En rahatsız edici olansa tümsekler ve küçük çukurlar. Böyle zeminlerde otomobilin içinde fazlasıyla sarsılıyorsunuz maalesef. Üstelik 16 inç jantlarla bunu hissediyor olmak daha da kötü. Lastiklerin 195/45 R16 ebadında, yani düşük yanaklı olması bu durumu biraz körüklüyor. Lastikler için Team RS’in tercihi Pirelli’nin ST için özel olarak ürettiği P Zero Nero’lar olmuş. Bu lastikler biraz zert hamurlu olsa da iyi bir tutuş seviyesi sunuyorlar.

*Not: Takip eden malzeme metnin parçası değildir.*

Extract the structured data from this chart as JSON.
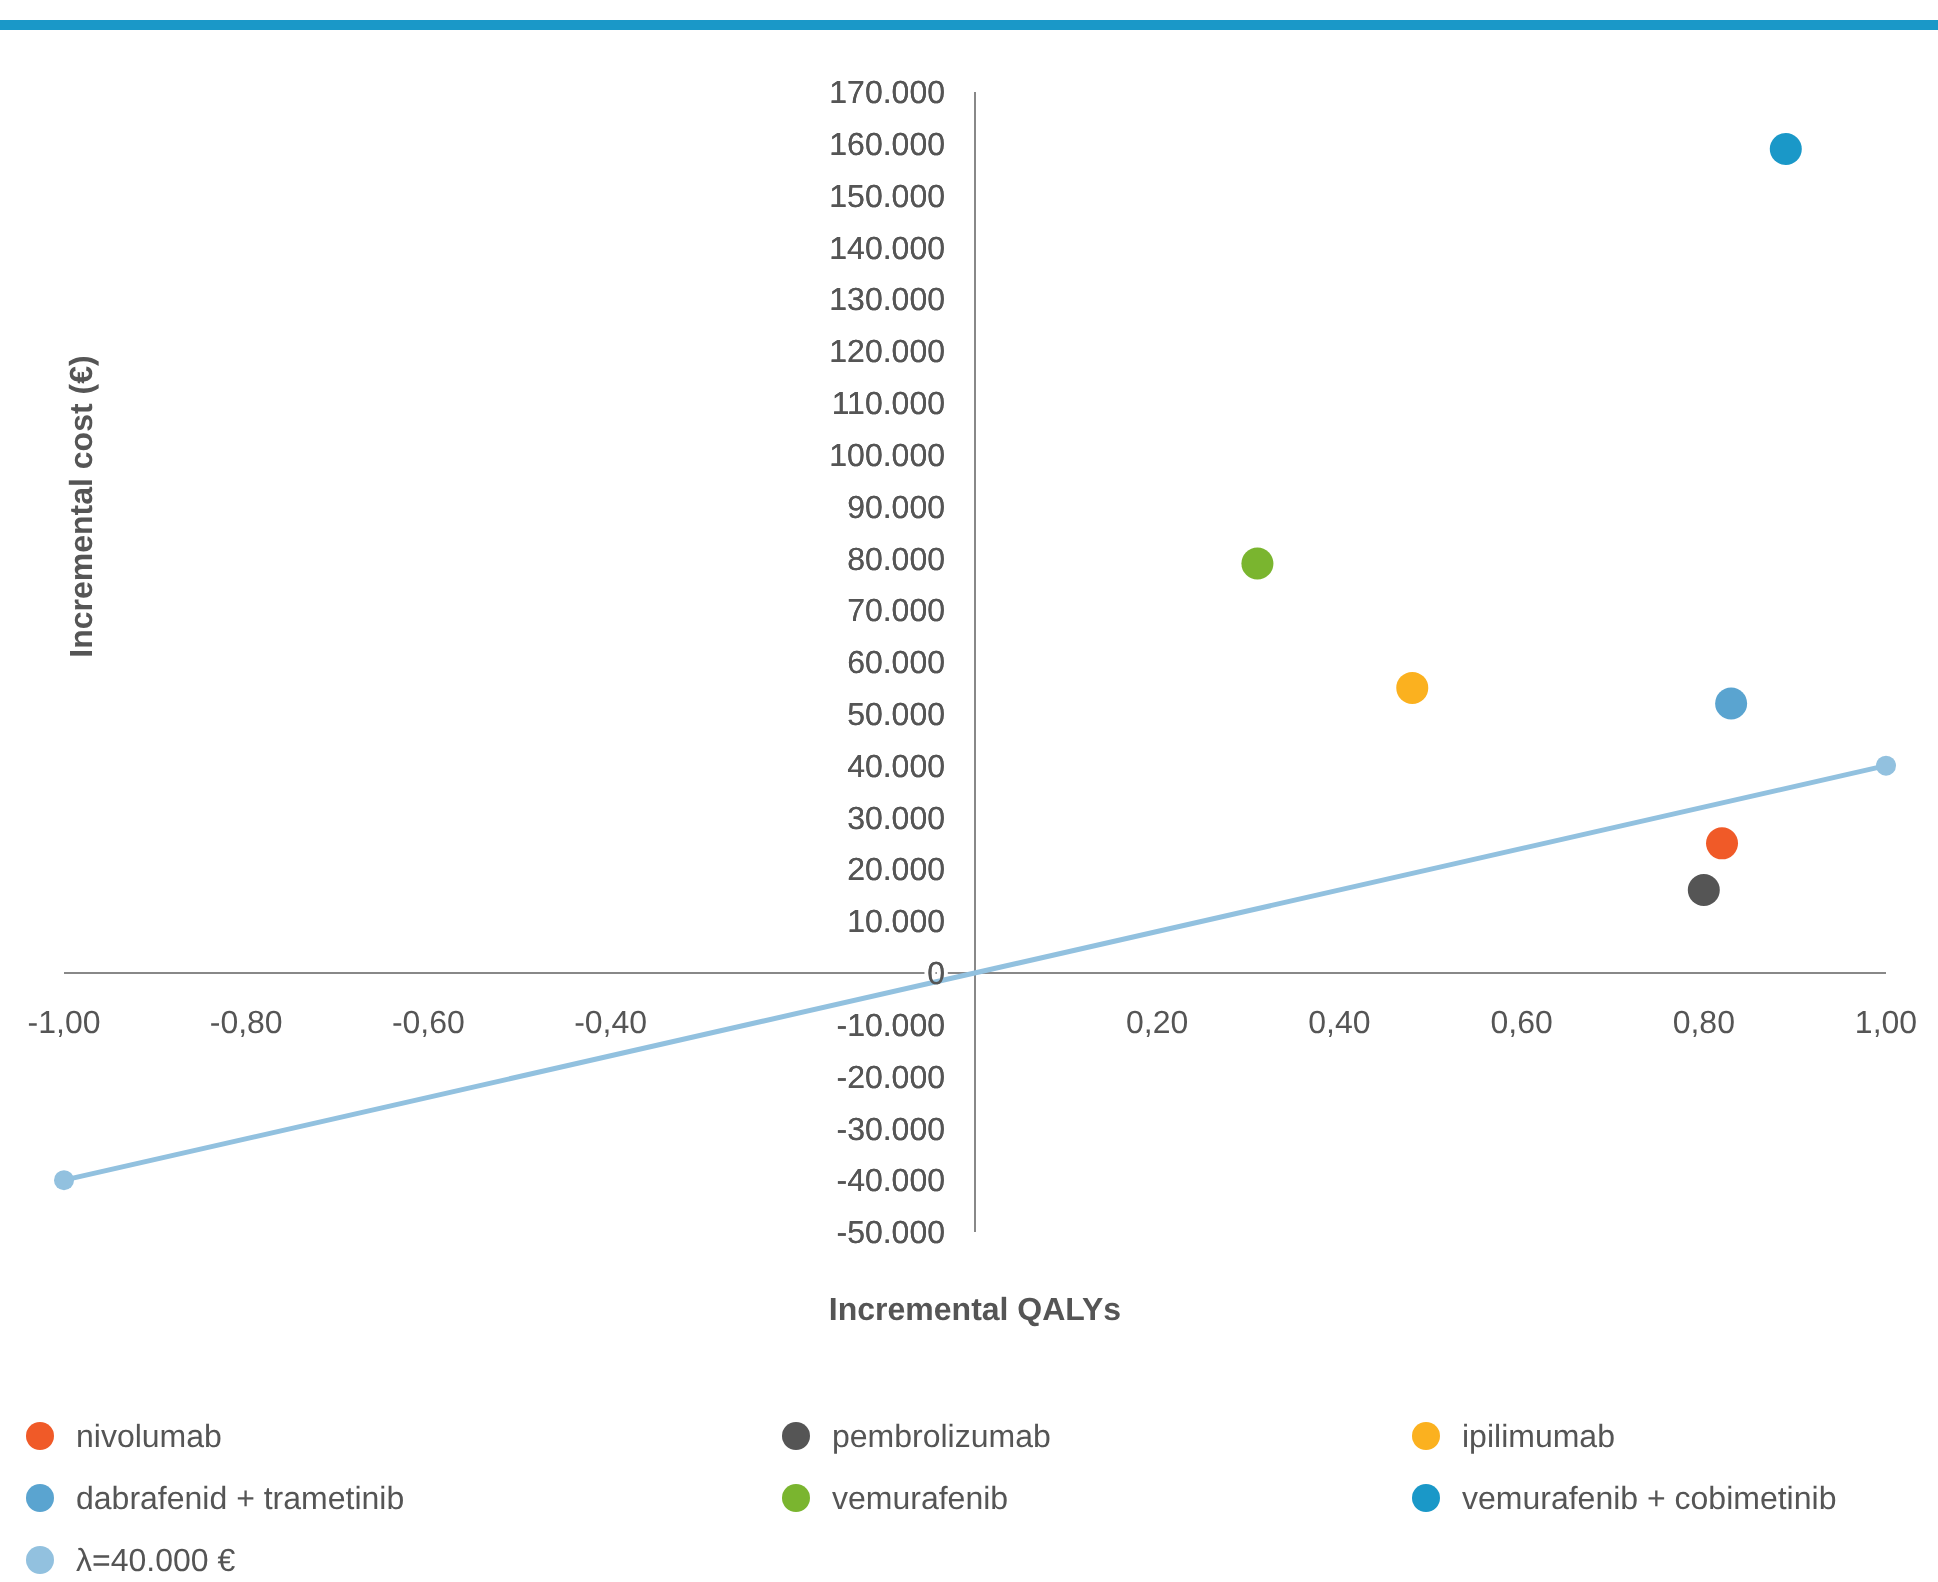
{
  "chart_data": {
    "type": "scatter",
    "xlabel": "Incremental QALYs",
    "ylabel": "Incremental cost (€)",
    "xlim": [
      -1,
      1
    ],
    "ylim": [
      -50000,
      170000
    ],
    "xticks": [
      {
        "value": -1,
        "label": "-1,00"
      },
      {
        "value": -0.8,
        "label": "-0,80"
      },
      {
        "value": -0.6,
        "label": "-0,60"
      },
      {
        "value": -0.4,
        "label": "-0,40"
      },
      {
        "value": 0.2,
        "label": "0,20"
      },
      {
        "value": 0.4,
        "label": "0,40"
      },
      {
        "value": 0.6,
        "label": "0,60"
      },
      {
        "value": 0.8,
        "label": "0,80"
      },
      {
        "value": 1,
        "label": "1,00"
      }
    ],
    "yticks": [
      {
        "value": -50000,
        "label": "-50.000"
      },
      {
        "value": -40000,
        "label": "-40.000"
      },
      {
        "value": -30000,
        "label": "-30.000"
      },
      {
        "value": -20000,
        "label": "-20.000"
      },
      {
        "value": -10000,
        "label": "-10.000"
      },
      0,
      {
        "value": 10000,
        "label": "10.000"
      },
      {
        "value": 20000,
        "label": "20.000"
      },
      {
        "value": 30000,
        "label": "30.000"
      },
      {
        "value": 40000,
        "label": "40.000"
      },
      {
        "value": 50000,
        "label": "50.000"
      },
      {
        "value": 60000,
        "label": "60.000"
      },
      {
        "value": 70000,
        "label": "70.000"
      },
      {
        "value": 80000,
        "label": "80.000"
      },
      {
        "value": 90000,
        "label": "90.000"
      },
      {
        "value": 100000,
        "label": "100.000"
      },
      {
        "value": 110000,
        "label": "110.000"
      },
      {
        "value": 120000,
        "label": "120.000"
      },
      {
        "value": 130000,
        "label": "130.000"
      },
      {
        "value": 140000,
        "label": "140.000"
      },
      {
        "value": 150000,
        "label": "150.000"
      },
      {
        "value": 160000,
        "label": "160.000"
      },
      {
        "value": 170000,
        "label": "170.000"
      }
    ],
    "grid": false,
    "legend": "bottom",
    "marker": "circle",
    "series": [
      {
        "name": "nivolumab",
        "color": "#f05a28",
        "x": [
          0.82
        ],
        "values": [
          25000
        ]
      },
      {
        "name": "pembrolizumab",
        "color": "#555555",
        "x": [
          0.8
        ],
        "values": [
          16000
        ]
      },
      {
        "name": "ipilimumab",
        "color": "#fbb11f",
        "x": [
          0.48
        ],
        "values": [
          55000
        ]
      },
      {
        "name": "dabrafenid + trametinib",
        "color": "#5aa4d0",
        "x": [
          0.83
        ],
        "values": [
          52000
        ]
      },
      {
        "name": "vemurafenib",
        "color": "#7ab52f",
        "x": [
          0.31
        ],
        "values": [
          79000
        ]
      },
      {
        "name": "vemurafenib + cobimetinib",
        "color": "#1a98c8",
        "x": [
          0.89
        ],
        "values": [
          159000
        ]
      },
      {
        "name": "λ=40.000 €",
        "type": "line",
        "color": "#92c1df",
        "x": [
          -1,
          1
        ],
        "values": [
          -40000,
          40000
        ]
      }
    ]
  }
}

ST’nin motorunun hava girişi ve egzoz manifoldu çok sıkıştırılmış durumda ve bu noktalara yapılan küçük müdahalelerle beklediğinizden daha çok güç elde etmek mümkün. Buradaki gibi K&N 57i hava filtresi kiti ve komple egzoz sistemi motorun gücünü 160 bg civarına çıkarmak için yeterli oluyor. Daha yüksek güç içinde Milltek üretimi headers tercih edebilir ya da yazılım kullanabilirsiniz. İngiltere’de ST’ler için Mountune firmasının iki farklı güç kiti var: 165 ve 185 bg. Ama bunların uygulama fiyatları oldukça yüksek.
Fiesta ST’nin motor gücü düşük olsa da hafif gövdesi ve kısa vites oranlarıyla bunun önüne geçiyor ve yüksek yol tutuşuyla çok keyifli bir karakter sunuyor. ST ile birçok rakibinizi pistlerde geçebilir, yola zamk gibi yapışan lastikleriyle arkadan kayarak müthiş eğlenebilirsiniz. Rakipleri bunun gibi dinamik özelliklerden yoksunlar.
Sadece bundan dolayı bir ST ile tanışmanızı öneririm. Hisli yapısı ve 90’lı yılların GTI’larına benzeyen karakteriyle birçok modern hızlı hatchback’ten daha keyifli hissedeceğinize emin olabilirsiniz.